The entire text is here: https://gist.github.com/mishari/4308887f2f8bc1cd6d7c6e07a68d08f4 with 60k entries

The Thai community has created a sample based on recommendations and have checked it, the results are here:

There’s an unusually high number of sentences that are grammatically incorrect due to the challenges of the Thai language which doesn’t have spaces between words but is used as a combination of comma and period, therefore segmentation texts into sentences is an ongoing challenge. The text itself is mostly readable with words in the correct order relative to one another, but one may find the sentences somewhat incomplete, which is why they’ve been marked grammatically incorrect.

I would like to start a discussion as to how this corpus can be bulk loaded into common voice.

Hi @mishari,

Is it possible if you could clarify if the text from Kapook.com is public domain ? We may need to review the agreement with the legal team as Common voice is licensed under CC-0.

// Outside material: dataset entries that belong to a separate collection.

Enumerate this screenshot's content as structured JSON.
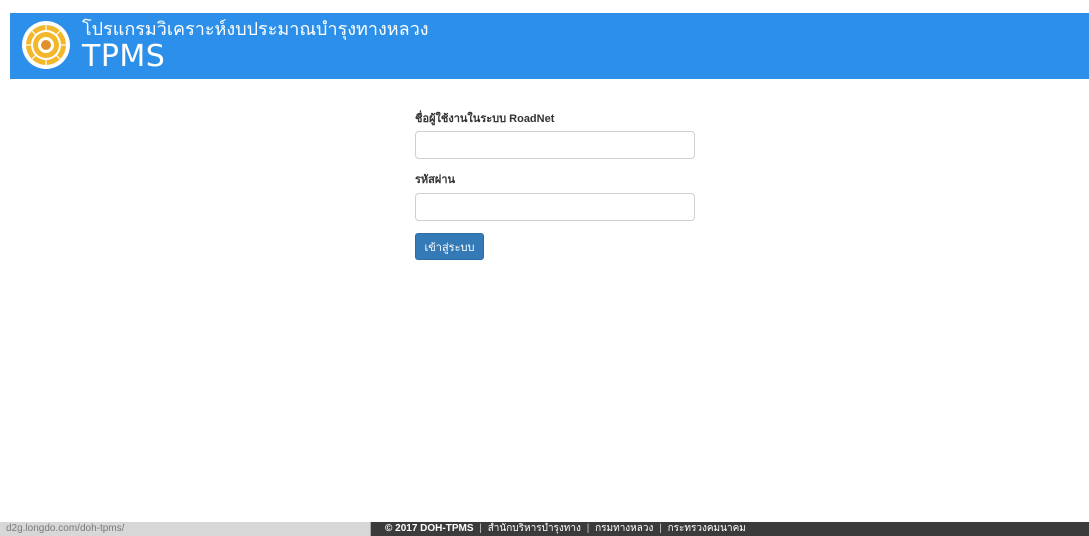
{
  "header": {
    "subtitle": "โปรแกรมวิเคราะห์งบประมาณบำรุงทางหลวง",
    "title": "TPMS",
    "logo_icon": "doh-emblem-icon"
  },
  "login": {
    "username_label": "ชื่อผู้ใช้งานในระบบ RoadNet",
    "username_value": "",
    "password_label": "รหัสผ่าน",
    "password_value": "",
    "submit_label": "เข้าสู่ระบบ"
  },
  "footer": {
    "status_url": "d2g.longdo.com/doh-tpms/",
    "copyright": "© 2017 DOH-TPMS",
    "sep1": "|",
    "link1": "สำนักบริหารบำรุงทาง",
    "sep2": "|",
    "link2": "กรมทางหลวง",
    "sep3": "|",
    "link3": "กระทรวงคมนาคม"
  },
  "colors": {
    "header_bg": "#2c90ea",
    "button_bg": "#337ab7",
    "footer_bg": "#3b3b3b"
  }
}
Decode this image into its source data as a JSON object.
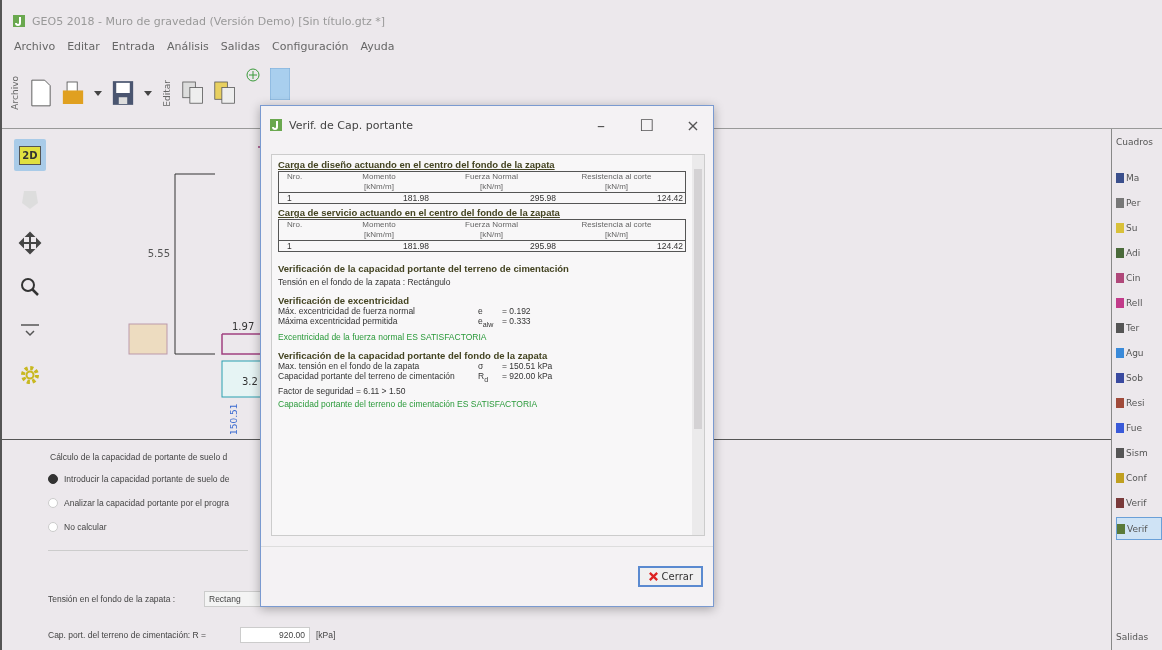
{
  "window": {
    "title": "GEO5 2018 - Muro de gravedad (Versión Demo) [Sin título.gtz *]"
  },
  "menu": [
    "Archivo",
    "Editar",
    "Entrada",
    "Análisis",
    "Salidas",
    "Configuración",
    "Ayuda"
  ],
  "toolbar": {
    "groups": [
      "Archivo",
      "Editar"
    ]
  },
  "side_tools": [
    {
      "kind": "badge",
      "label": "2D",
      "selected": true
    },
    {
      "kind": "shape",
      "selected": false
    },
    {
      "kind": "move",
      "selected": false
    },
    {
      "kind": "zoom",
      "selected": false
    },
    {
      "kind": "collapse",
      "selected": false
    },
    {
      "kind": "gear",
      "selected": false
    }
  ],
  "drawing": {
    "labels": [
      "5.55",
      "1.97",
      "3.2",
      "150.51"
    ]
  },
  "bottom_panel": {
    "group_label": "Cálculo de la capacidad de portante de suelo d",
    "options": [
      {
        "label": "Introducir la capacidad portante de suelo de",
        "selected": true
      },
      {
        "label": "Analizar la capacidad portante por el progra",
        "selected": false
      },
      {
        "label": "No calcular",
        "selected": false
      }
    ],
    "stress_label": "Tensión en el fondo de la zapata :",
    "stress_value": "Rectang",
    "capacity_label": "Cap. port. del terreno de cimentación:  R =",
    "capacity_value": "920.00",
    "capacity_unit": "[kPa]"
  },
  "right_panel": {
    "title": "Cuadros",
    "items": [
      {
        "label": "Ma",
        "kind": "table",
        "selected": false
      },
      {
        "label": "Per",
        "kind": "profile",
        "selected": false
      },
      {
        "label": "Su",
        "kind": "soil",
        "selected": false
      },
      {
        "label": "Adi",
        "kind": "assign",
        "selected": false
      },
      {
        "label": "Cin",
        "kind": "found",
        "selected": false
      },
      {
        "label": "Rell",
        "kind": "fill",
        "selected": false
      },
      {
        "label": "Ter",
        "kind": "terrain",
        "selected": false
      },
      {
        "label": "Agu",
        "kind": "water",
        "selected": false
      },
      {
        "label": "Sob",
        "kind": "surcharge",
        "selected": false
      },
      {
        "label": "Resi",
        "kind": "resist",
        "selected": false
      },
      {
        "label": "Fue",
        "kind": "force",
        "selected": false
      },
      {
        "label": "Sism",
        "kind": "earthquake",
        "selected": false
      },
      {
        "label": "Conf",
        "kind": "settings",
        "selected": false
      },
      {
        "label": "Verif",
        "kind": "verify",
        "selected": false
      },
      {
        "label": "Verif",
        "kind": "bearing",
        "selected": true
      }
    ],
    "footer": "Salidas"
  },
  "dialog": {
    "title": "Verif. de Cap. portante",
    "controls": [
      "–",
      "☐",
      "×"
    ],
    "sections": [
      {
        "kind": "table",
        "heading": "Carga de diseño actuando en el centro del fondo de la zapata",
        "columns": [
          {
            "name": "Nro."
          },
          {
            "name": "Momento",
            "unit": "[kNm/m]"
          },
          {
            "name": "Fuerza Normal",
            "unit": "[kN/m]"
          },
          {
            "name": "Resistencia al corte",
            "unit": "[kN/m]"
          }
        ],
        "rows": [
          [
            "1",
            "181.98",
            "295.98",
            "124.42"
          ]
        ]
      },
      {
        "kind": "table",
        "heading": "Carga de servicio actuando en el centro del fondo de la zapata",
        "columns": [
          {
            "name": "Nro."
          },
          {
            "name": "Momento",
            "unit": "[kNm/m]"
          },
          {
            "name": "Fuerza Normal",
            "unit": "[kN/m]"
          },
          {
            "name": "Resistencia al corte",
            "unit": "[kN/m]"
          }
        ],
        "rows": [
          [
            "1",
            "181.98",
            "295.98",
            "124.42"
          ]
        ]
      },
      {
        "kind": "text",
        "heading": "Verificación de la capacidad portante del terreno de cimentación",
        "lines": [
          {
            "kind": "plain",
            "text": "Tensión en el fondo de la zapata : Rectángulo"
          }
        ]
      },
      {
        "kind": "text",
        "heading": "Verificación de excentricidad",
        "lines": [
          {
            "kind": "row",
            "label": "Máx. excentricidad de fuerza normal",
            "symbol": "e",
            "value": "= 0.192"
          },
          {
            "kind": "row",
            "label": "Máxima excentricidad permitida",
            "symbol": "e$_{alw}$",
            "value": "= 0.333"
          },
          {
            "kind": "ok",
            "text": "Excentricidad de la fuerza normal ES SATISFACTORIA"
          }
        ]
      },
      {
        "kind": "text",
        "heading": "Verificación de la capacidad portante del fondo de la zapata",
        "lines": [
          {
            "kind": "row",
            "label": "Max. tensión en el fondo de la zapata",
            "symbol": "σ",
            "value": "= 150.51 kPa"
          },
          {
            "kind": "row",
            "label": "Capacidad portante del terreno de cimentación",
            "symbol": "R$_{d}$",
            "value": "= 920.00 kPa"
          },
          {
            "kind": "plain",
            "text": "Factor de seguridad = 6.11 > 1.50"
          },
          {
            "kind": "ok",
            "text": "Capacidad portante del terreno de cimentación ES SATISFACTORIA"
          }
        ]
      }
    ],
    "close_button": "Cerrar"
  }
}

Regarding bulk submission please check out this guide that explains how to do bulk submissions: https://github.com/common-voice/common-voice/blob/main/docs/SENTENCES.md#bulk-submission

For manual QA we’re looking for less than 5% of error rate on the random sample. You can use this tool with a confidence level of 99% and a margin of error of 2% to determine the sample size you need to review.

Once the review is complete, submit a pull request with the # of sentences submitted, a link to the manual QA results, and the % error rate. Here’s an example PR.

Hi Hillary,

The founder of Kapook has personally authorised the sentences are available for use in the Mozilla common voice project, and extracted sentences are licensed under the CC0 license.

I’ve made a pull request but have temporarily rescinded it in order to improve extraction technique and output, will resubmit again later.